SULEKHA: A SWADESHI INK FLOWS AGAIN
The New Indian Express|August 03, 2024
It was one of the earliest fountain pen inks made in India. Bengal's labour militancy forced the company shut in 1991. There is a colourful revival on now
BIBEK DEBROY
SULEKHA: A SWADESHI INK FLOWS AGAIN

RECENTLY, I went on a visit to Kolkata and rediscovered Sulekha. Depending on which part of India you grew up in, at one point, Sulekha was a household name. Those were the days of fountain pens and ink. Who cares about fountain pens today? In this electronic world, writing is fast dying out. To the extent that writing on paper remains, but writing instruments mean ballpoint and gel pens. Fountain pens have a whiff of nostalgia about them. But rarely do people use them.

While that statement is generally true, some fountain pen connoisseurs and aficionados still remain. There is a market, limited though it is, for fountain pens and ink. Who caters to that market? What fountain pen ink do people buy? Depending on taste—Pilot, Waterman, Lamy, Mont Blanc, Sailor, Diamine, Noodlers and so on. (Sheaffer is now Indian, having been acquired by William Penn.)

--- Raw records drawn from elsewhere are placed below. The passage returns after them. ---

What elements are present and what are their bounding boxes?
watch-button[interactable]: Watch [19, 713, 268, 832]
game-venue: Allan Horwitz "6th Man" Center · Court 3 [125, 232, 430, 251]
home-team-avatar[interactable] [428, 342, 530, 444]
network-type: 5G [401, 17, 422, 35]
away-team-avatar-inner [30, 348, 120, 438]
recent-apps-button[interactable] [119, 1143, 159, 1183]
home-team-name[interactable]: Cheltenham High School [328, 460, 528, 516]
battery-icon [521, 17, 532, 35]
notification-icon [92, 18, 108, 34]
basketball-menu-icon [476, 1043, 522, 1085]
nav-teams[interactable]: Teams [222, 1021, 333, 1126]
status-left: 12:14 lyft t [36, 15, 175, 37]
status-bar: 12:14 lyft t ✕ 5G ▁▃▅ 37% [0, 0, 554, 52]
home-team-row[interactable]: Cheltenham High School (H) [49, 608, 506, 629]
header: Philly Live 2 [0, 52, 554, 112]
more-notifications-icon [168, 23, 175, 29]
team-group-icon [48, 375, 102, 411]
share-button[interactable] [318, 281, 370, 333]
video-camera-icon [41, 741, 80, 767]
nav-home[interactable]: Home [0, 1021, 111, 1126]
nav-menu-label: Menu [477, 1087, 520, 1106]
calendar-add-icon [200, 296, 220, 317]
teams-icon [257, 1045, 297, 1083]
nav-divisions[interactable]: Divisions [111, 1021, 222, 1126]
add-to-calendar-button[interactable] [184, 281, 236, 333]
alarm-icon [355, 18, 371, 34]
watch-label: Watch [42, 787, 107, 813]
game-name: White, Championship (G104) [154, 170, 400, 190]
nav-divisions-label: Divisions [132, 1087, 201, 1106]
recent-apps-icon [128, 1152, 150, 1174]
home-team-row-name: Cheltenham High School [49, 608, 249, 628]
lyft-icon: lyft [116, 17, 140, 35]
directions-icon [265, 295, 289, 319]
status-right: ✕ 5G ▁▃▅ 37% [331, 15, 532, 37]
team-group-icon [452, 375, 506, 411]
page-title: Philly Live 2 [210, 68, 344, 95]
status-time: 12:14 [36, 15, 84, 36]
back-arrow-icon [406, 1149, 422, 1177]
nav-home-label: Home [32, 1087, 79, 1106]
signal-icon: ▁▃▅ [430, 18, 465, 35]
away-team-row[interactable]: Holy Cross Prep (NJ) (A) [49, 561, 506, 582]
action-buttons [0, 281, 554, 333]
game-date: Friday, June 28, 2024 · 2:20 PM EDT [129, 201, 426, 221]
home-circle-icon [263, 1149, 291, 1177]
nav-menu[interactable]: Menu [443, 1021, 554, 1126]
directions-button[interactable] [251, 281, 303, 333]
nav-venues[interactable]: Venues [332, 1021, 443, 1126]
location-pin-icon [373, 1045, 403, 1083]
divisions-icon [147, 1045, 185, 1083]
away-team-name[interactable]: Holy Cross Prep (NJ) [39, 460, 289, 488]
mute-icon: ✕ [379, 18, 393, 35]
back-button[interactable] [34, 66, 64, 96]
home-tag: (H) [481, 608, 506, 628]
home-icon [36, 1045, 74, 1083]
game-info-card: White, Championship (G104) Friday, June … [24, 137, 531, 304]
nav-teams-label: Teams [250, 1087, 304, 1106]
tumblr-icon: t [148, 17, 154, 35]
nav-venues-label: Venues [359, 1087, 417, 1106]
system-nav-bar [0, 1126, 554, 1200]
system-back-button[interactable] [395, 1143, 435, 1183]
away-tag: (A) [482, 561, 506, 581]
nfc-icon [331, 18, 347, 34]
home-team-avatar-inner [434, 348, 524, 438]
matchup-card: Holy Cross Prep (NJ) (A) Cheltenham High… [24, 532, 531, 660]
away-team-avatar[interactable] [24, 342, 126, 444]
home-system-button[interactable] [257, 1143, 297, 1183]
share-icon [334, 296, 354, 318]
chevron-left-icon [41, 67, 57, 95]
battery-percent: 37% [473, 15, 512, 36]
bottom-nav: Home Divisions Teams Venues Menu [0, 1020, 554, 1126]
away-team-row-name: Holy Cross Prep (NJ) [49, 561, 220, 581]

What is a fountain pen? Unlike dip pens of the past, a fountain pen possesses an internal reservoir of ink. You don't need to dip the pen into an ink pot. Once upon a time, fountain pens needed 'eye-droppers'. (They are still available.) You use a dropper to directly fill ink into the barrel. Smudges in pockets and inky fingers are associated with such eye-droppers. These days, it is either a cartridge or a convertor. A cartridge is plug-and-play and is often proprietary, not interchangeable between one pen and another. With a cartridge, there is no choice over the ink. One is stuck with whatever the cartridge-maker provides. That's the reason many people prefer converters, where the ink goes into a tube-like gadget.